The annual homeless count in Riverside County is just days away. Dozens of volunteers will disperse throughout the region to survey the amount of homeless individuals between January 29th-30th.
"We’ve doubled our volunteers over the past couple years. We’ve also implemented an app-based counting too," Government Affairs and Public Policy Advisor to Supervisor V. Manuel Perez, Greg Rodriguez said.
Rodriguez says the upgrades are crucial in the upcoming Point-in-Time Count survey for 2020.
“We’re getting better counts, we’re counting more people, it doesn’t necessarily mean that our numbers haven’t gone down," Rodriguez said.

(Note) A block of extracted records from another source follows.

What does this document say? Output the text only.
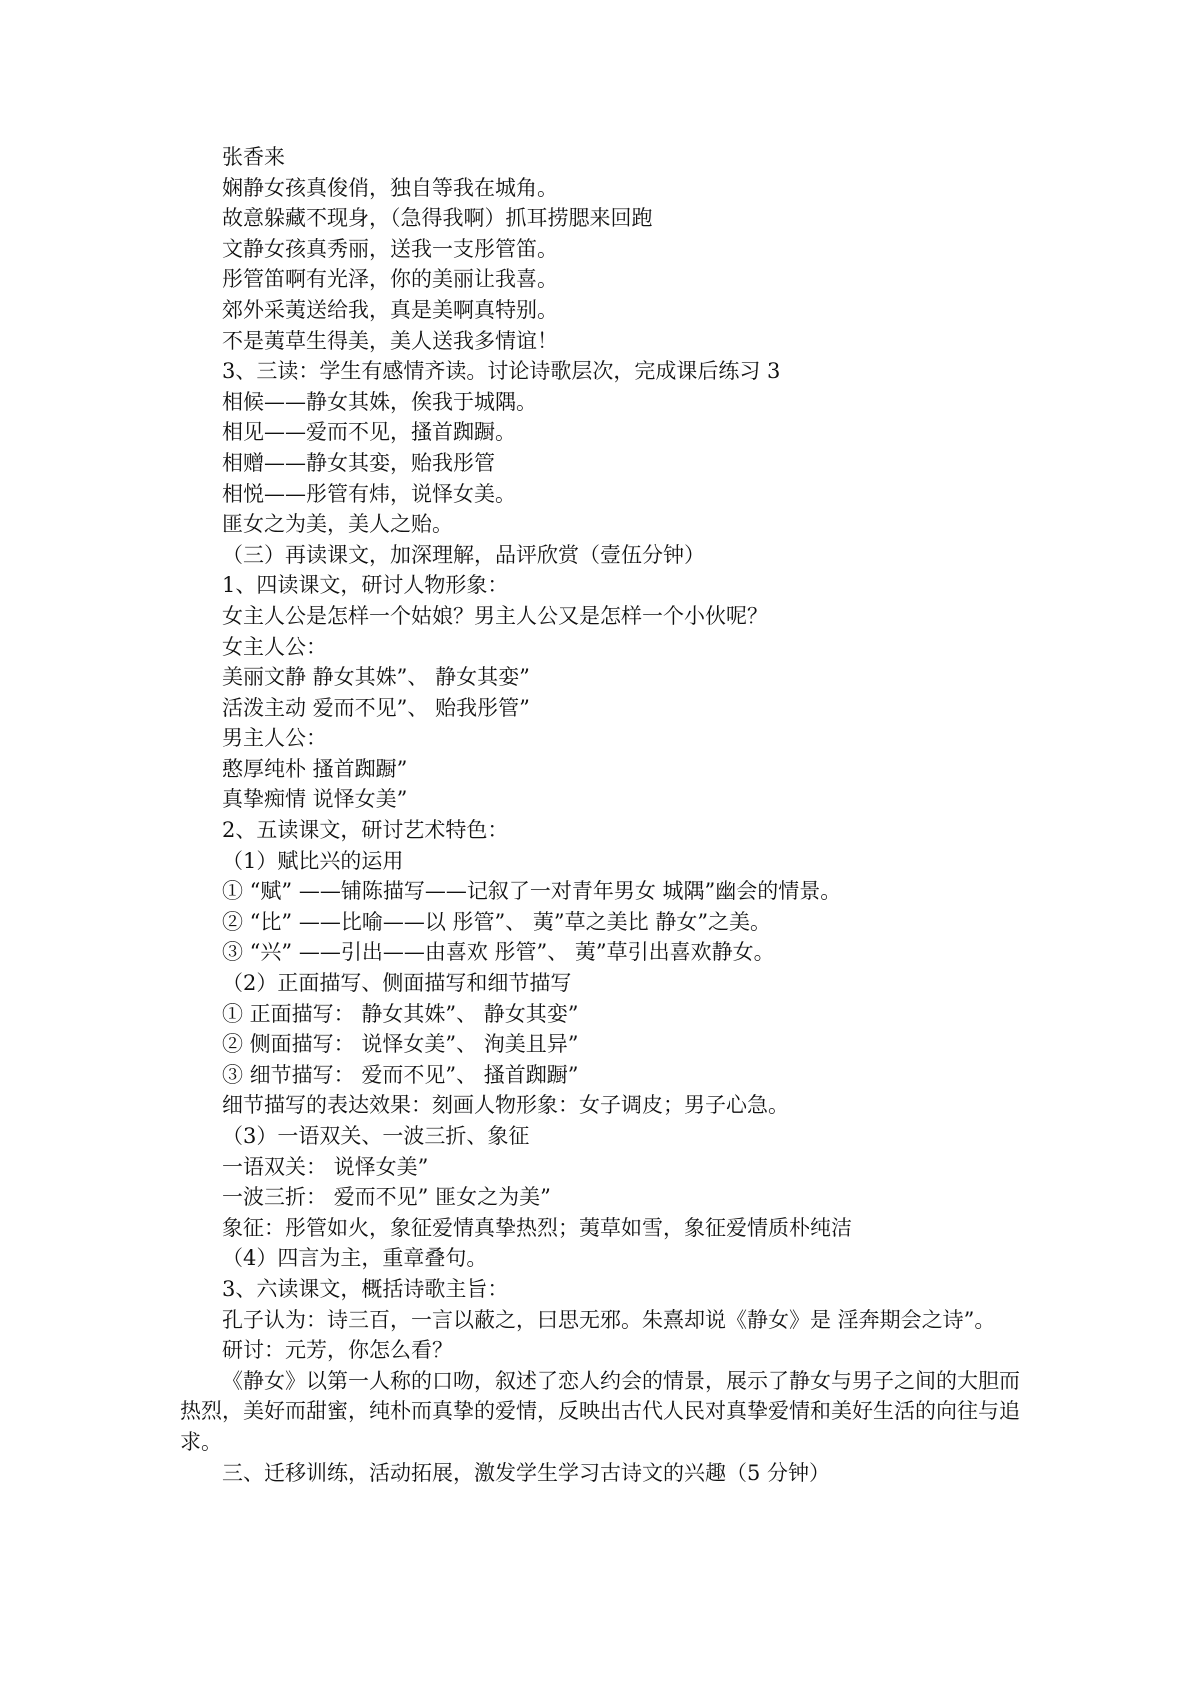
张香来
娴静女孩真俊俏，独自等我在城角。
故意躲藏不现身，（急得我啊）抓耳捞腮来回跑
文静女孩真秀丽，送我一支彤管笛。
彤管笛啊有光泽，你的美丽让我喜。
郊外采荑送给我，真是美啊真特别。
不是荑草生得美，美人送我多情谊！
3、三读：学生有感情齐读。讨论诗歌层次，完成课后练习 3
相候——静女其姝，俟我于城隅。
相见——爱而不见，搔首踟蹰。
相赠——静女其娈，贻我彤管
相悦——彤管有炜，说怿女美。
匪女之为美，美人之贻。
（三）再读课文，加深理解，品评欣赏（壹伍分钟）
1、四读课文，研讨人物形象：
女主人公是怎样一个姑娘？男主人公又是怎样一个小伙呢？
女主人公：
美丽文静 静女其姝”、 静女其娈”
活泼主动 爱而不见”、 贻我彤管”
男主人公：
憨厚纯朴 搔首踟蹰”
真挚痴情 说怿女美”
2、五读课文，研讨艺术特色：
（1）赋比兴的运用
① “赋” ——铺陈描写——记叙了一对青年男女 城隅”幽会的情景。
② “比” ——比喻——以 彤管”、 荑”草之美比 静女”之美。
③ “兴” ——引出——由喜欢 彤管”、 荑”草引出喜欢静女。
（2）正面描写、侧面描写和细节描写
① 正面描写： 静女其姝”、 静女其娈”
② 侧面描写： 说怿女美”、 洵美且异”
③ 细节描写： 爱而不见”、 搔首踟蹰”
细节描写的表达效果：刻画人物形象：女子调皮；男子心急。
（3）一语双关、一波三折、象征
一语双关： 说怿女美”
一波三折： 爱而不见” 匪女之为美”
象征：彤管如火，象征爱情真挚热烈；荑草如雪，象征爱情质朴纯洁
（4）四言为主，重章叠句。
3、六读课文，概括诗歌主旨：
孔子认为：诗三百，一言以蔽之，曰思无邪。朱熹却说《静女》是 淫奔期会之诗”。
研讨：元芳，你怎么看？
《静女》以第一人称的口吻，叙述了恋人约会的情景，展示了静女与男子之间的大胆而热烈，美好而甜蜜，纯朴而真挚的爱情，反映出古代人民对真挚爱情和美好生活的向往与追求。
三、迁移训练，活动拓展，激发学生学习古诗文的兴趣（5 分钟）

The amount of people counted can ultimately determine the amount of money the county receives from the state and federal government. Rodriguez says if numbers go up, government funding goes down and state funding increases.
Riverside County is currently in the process of training volunteers to go out and survey local communities.
"We basically deploy in teams and regions so that you don’t have the same people covering the same area," Rodriguez said.
The practice aims at avoiding counting a certain individual twice. Rodriguez says the county has now switched from a paper survey to a geol-located app that helps assign volunteers a specific map of where to go.
"Of course the answers are all anonymous. We only identify by first initial and last initial of the name. We’re asking a lot of demographic information about the name. The first question of course is, 'Where did you sleep last night?' and there’s different criteria on where you qualify as homelessness," Rodriguez said.
A new feature also includes counting individuals who are living out of a vehicle or RV.
Last year's numbers for 2019 found reported a total of 2,811 homeless people countywide. It was an increase of 21% from 2018. Now, there are new challenges.
"Age is a huge factor here. What we’re experiencing here in the Coachella Valley is a sharp increase in the number of homeless seniors," Rodriguez said.
Meanwhile, Palm Springs is on track to receive $10 million dollars in state funding. The city council is in the process of bringing in a consultant to see how to effectively utilize that money.
"We’re really looking at housing, homeless prevention. If we can keep people from becoming homeless in the first place you just stop the process right in its tracks," Palm Springs Mayor, Geoff Kors said.
The city will also participate in the upcoming homeless count. Officials say around 150 volunteers are expected this year.